Desmond, a two-time All-Star who is biracial, added: “With a pregnant wife and four young children who have lots of questions about what’s going on in the world, home is where I need to be right now. Home for my wife, Chelsey. Home to help. Home to guide. Home to answer my older three boys’ questions about Coronavirus, Civil Rights and life. Home to be their dad.”
His post earned viral acclaim for its breadth and eloquence.
Desmond wrote about being abandoned by his stepfather at baseball practice as a boy, hearing high school teammates chant “white power!” before games and currently feeling that baseball’s ideals, and America’s, are failing.
He said he had to speak out.
“The image of Derek Chauvin’s knee on the neck of George Floyd, the gruesome murder of a Black man in the street at the hands of a police officer, broke my coping mechanism. Suppressing my feelings became impossible,” he wrote.
He called out Major League Baseball’s systemic woes as well.

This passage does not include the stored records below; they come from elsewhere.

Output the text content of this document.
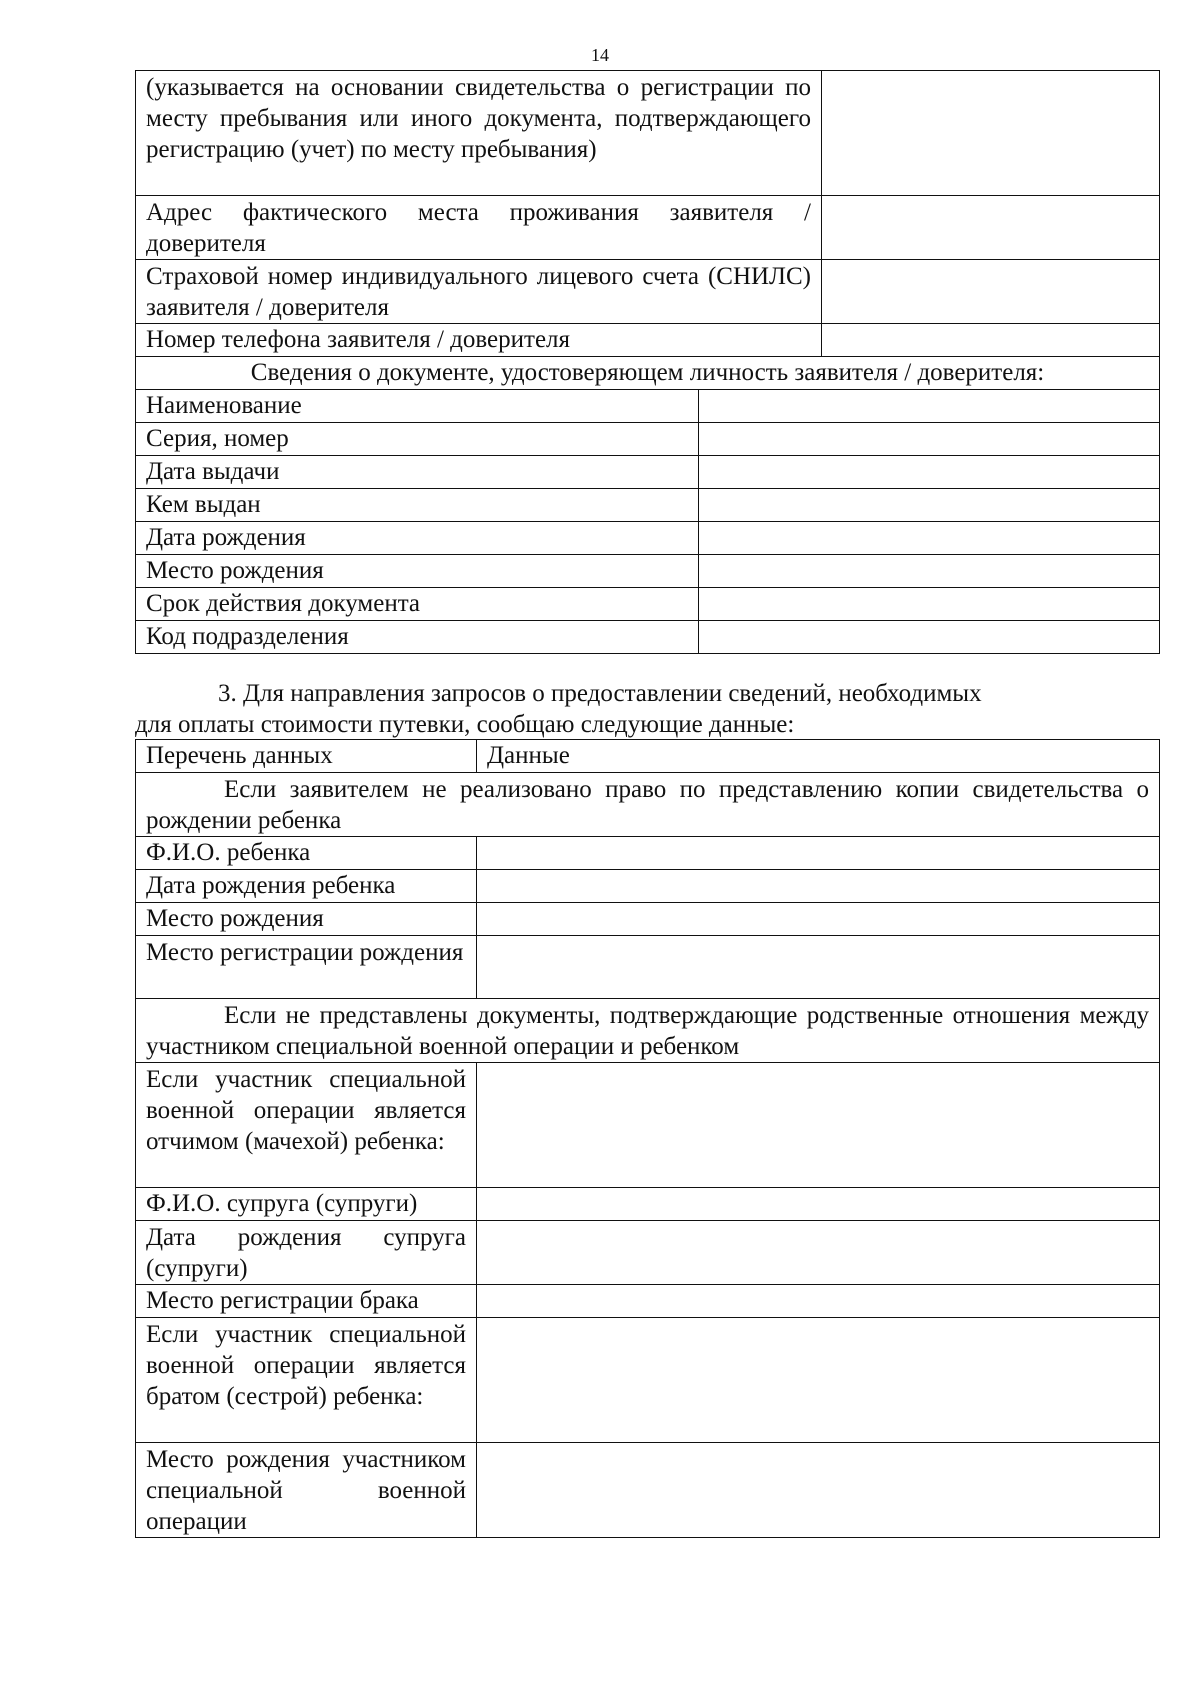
14
(указывается на основании свидетельства о регистрации по месту пребывания или иного документа, подтверждающего регистрацию (учет) по месту пребывания)		
Адрес фактического места проживания заявителя / доверителя		
Страховой номер индивидуального лицевого счета (СНИЛС) заявителя / доверителя		
Номер телефона заявителя / доверителя		
Сведения о документе, удостоверяющем личность заявителя / доверителя:		
Наименование		
Серия, номер		
Дата выдачи		
Кем выдан		
Дата рождения		
Место рождения		
Срок действия документа		
Код подразделения		

3. Для направления запросов о предоставлении сведений, необходимых

для оплаты стоимости путевки, сообщаю следующие данные:

Перечень данных	Данные
Если заявителем не реализовано право по представлению копии свидетельства о рождении ребенка	
Ф.И.О. ребенка	
Дата рождения ребенка	
Место рождения	
Место регистрации рождения	
Если не представлены документы, подтверждающие родственные отношения между участником специальной военной операции и ребенком	
Если участник специальной военной операции является отчимом (мачехой) ребенка:	
Ф.И.О. супруга (супруги)	
Дата рождения супруга (супруги)	
Место регистрации брака	
Если участник специальной военной операции является братом (сестрой) ребенка:	
Место рождения участником специальной военной операции	
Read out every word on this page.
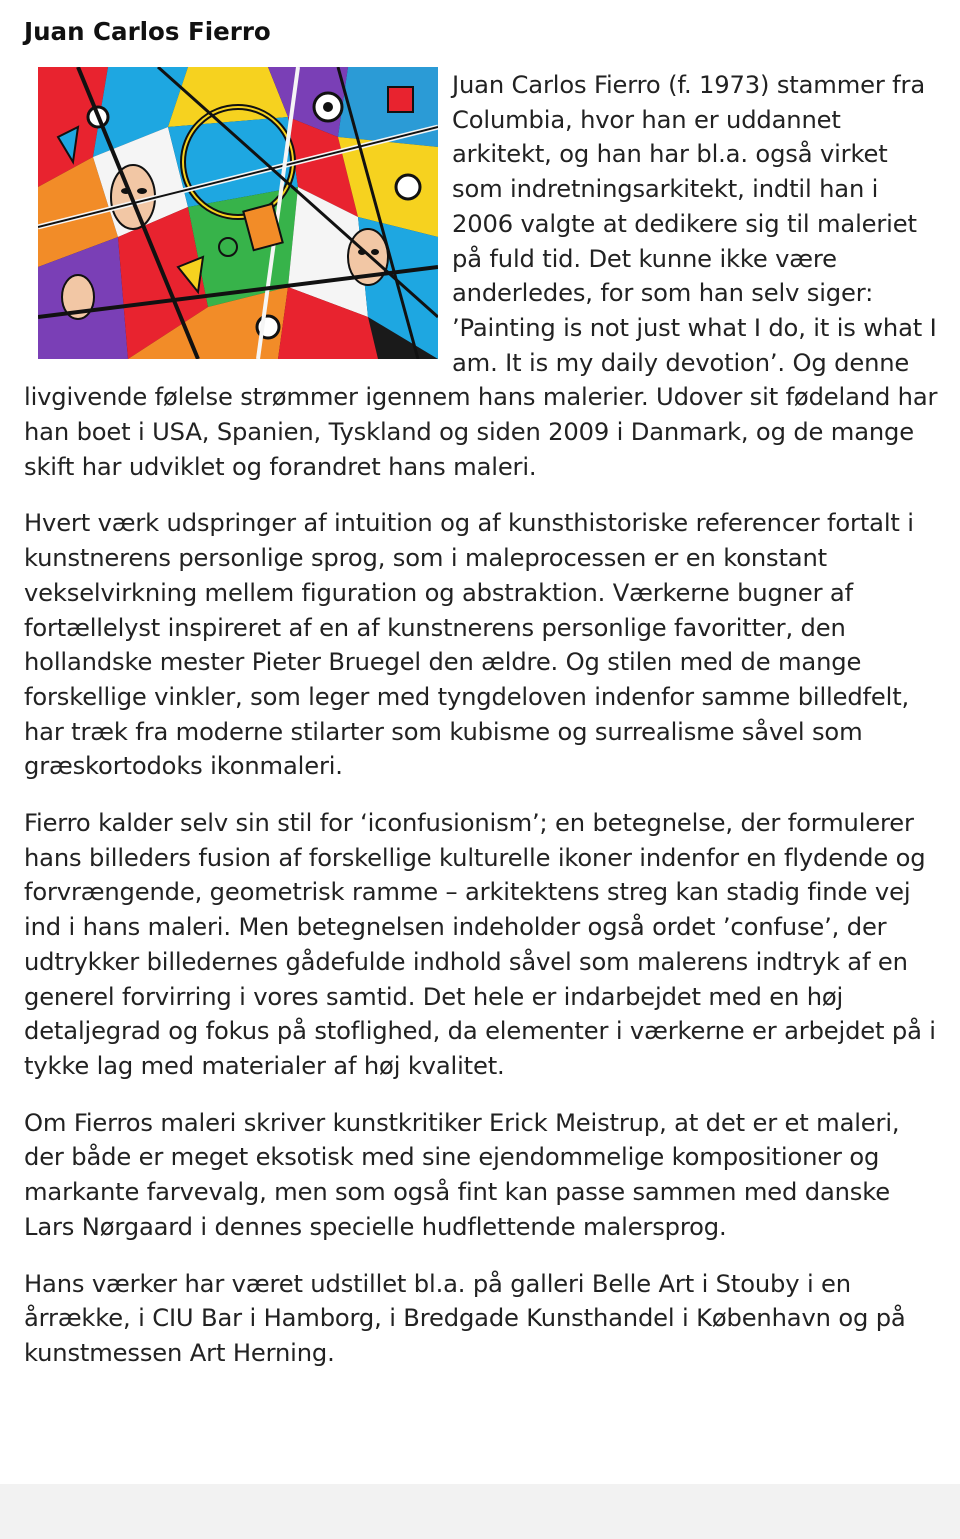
Juan Carlos Fierro

Juan Carlos Fierro (f. 1973) stammer fra Columbia, hvor han er uddannet arkitekt, og han har bl.a. også virket som indretningsarkitekt, indtil han i 2006 valgte at dedikere sig til maleriet på fuld tid. Det kunne ikke være anderledes, for som han selv siger: ’Painting is not just what I do, it is what I am. It is my daily devotion’. Og denne livgivende følelse strømmer igennem hans malerier. Udover sit fødeland har han boet i USA, Spanien, Tyskland og siden 2009 i Danmark, og de mange skift har udviklet og forandret hans maleri.

Hvert værk udspringer af intuition og af kunsthistoriske referencer fortalt i kunstnerens personlige sprog, som i maleprocessen er en konstant vekselvirkning mellem figuration og abstraktion. Værkerne bugner af fortællelyst inspireret af en af kunstnerens personlige favoritter, den hollandske mester Pieter Bruegel den ældre. Og stilen med de mange forskellige vinkler, som leger med tyngdeloven indenfor samme billedfelt, har træk fra moderne stilarter som kubisme og surrealisme såvel som græskortodoks ikonmaleri.

Fierro kalder selv sin stil for ‘iconfusionism’; en betegnelse, der formulerer hans billeders fusion af forskellige kulturelle ikoner indenfor en flydende og forvrængende, geometrisk ramme – arkitektens streg kan stadig finde vej ind i hans maleri. Men betegnelsen indeholder også ordet ’confuse’, der udtrykker billedernes gådefulde indhold såvel som malerens indtryk af en generel forvirring i vores samtid. Det hele er indarbejdet med en høj detaljegrad og fokus på stoflighed, da elementer i værkerne er arbejdet på i tykke lag med materialer af høj kvalitet.

Om Fierros maleri skriver kunstkritiker Erick Meistrup, at det er et maleri, der både er meget eksotisk med sine ejendommelige kompositioner og markante farvevalg, men som også fint kan passe sammen med danske Lars Nørgaard i dennes specielle hudflettende malersprog.

Hans værker har været udstillet bl.a. på galleri Belle Art i Stouby i en årrække, i CIU Bar i Hamborg, i Bredgade Kunsthandel i København og på kunstmessen Art Herning.
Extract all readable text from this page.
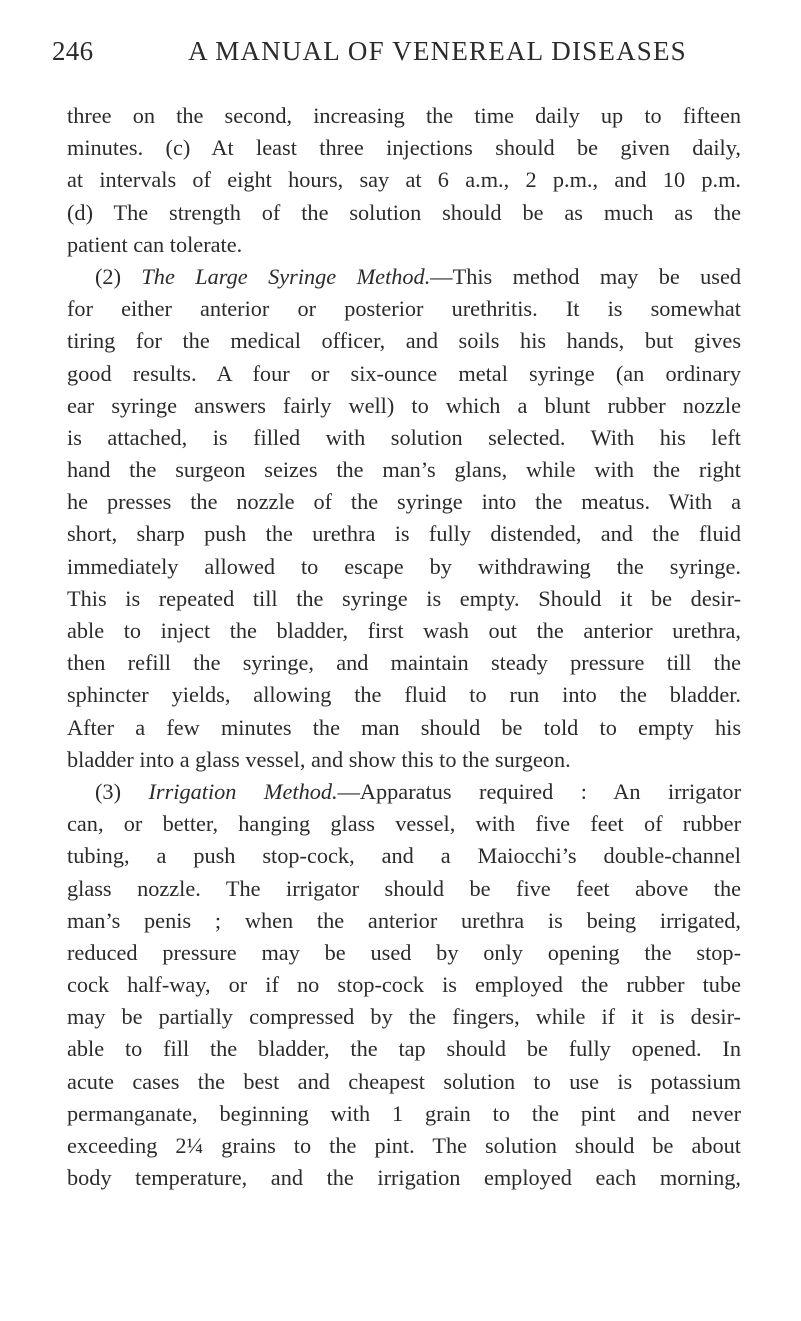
246	A MANUAL OF VENEREAL DISEASES
three on the second, increasing the time daily up to fifteen
minutes. (c) At least three injections should be given daily,
at intervals of eight hours, say at 6 a.m., 2 p.m., and 10 p.m.
(d) The strength of the solution should be as much as the
patient can tolerate.
(2) The Large Syringe Method.—This method may be used
for either anterior or posterior urethritis. It is somewhat
tiring for the medical officer, and soils his hands, but gives
good results. A four or six-ounce metal syringe (an ordinary
ear syringe answers fairly well) to which a blunt rubber nozzle
is attached, is filled with solution selected. With his left
hand the surgeon seizes the man’s glans, while with the right
he presses the nozzle of the syringe into the meatus. With a
short, sharp push the urethra is fully distended, and the fluid
immediately allowed to escape by withdrawing the syringe.
This is repeated till the syringe is empty. Should it be desir-
able to inject the bladder, first wash out the anterior urethra,
then refill the syringe, and maintain steady pressure till the
sphincter yields, allowing the fluid to run into the bladder.
After a few minutes the man should be told to empty his
bladder into a glass vessel, and show this to the surgeon.
(3) Irrigation Method.—Apparatus required : An irrigator
can, or better, hanging glass vessel, with five feet of rubber
tubing, a push stop-cock, and a Maiocchi’s double-channel
glass nozzle. The irrigator should be five feet above the
man’s penis ; when the anterior urethra is being irrigated,
reduced pressure may be used by only opening the stop-
cock half-way, or if no stop-cock is employed the rubber tube
may be partially compressed by the fingers, while if it is desir-
able to fill the bladder, the tap should be fully opened. In
acute cases the best and cheapest solution to use is potassium
permanganate, beginning with 1 grain to the pint and never
exceeding 2¼ grains to the pint. The solution should be about
body temperature, and the irrigation employed each morning,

“In clubhouses we’ve got racist, sexist, homophobic jokes or flat-out problems,” he wrote. “We’ve got cheating. We’ve got a minority issue from the top down. One African American GM. Two African American managers. Less than 8% Black players. No Black majority team owners.”
Desmond, 34, was originally scheduled to make $15 million for a normal season’s work, the Denver Post noted. If he does not have medical issues, he would surrender the prorated portion of his salary.
The 60-game season is scheduled to begin late July in ballparks without spectators.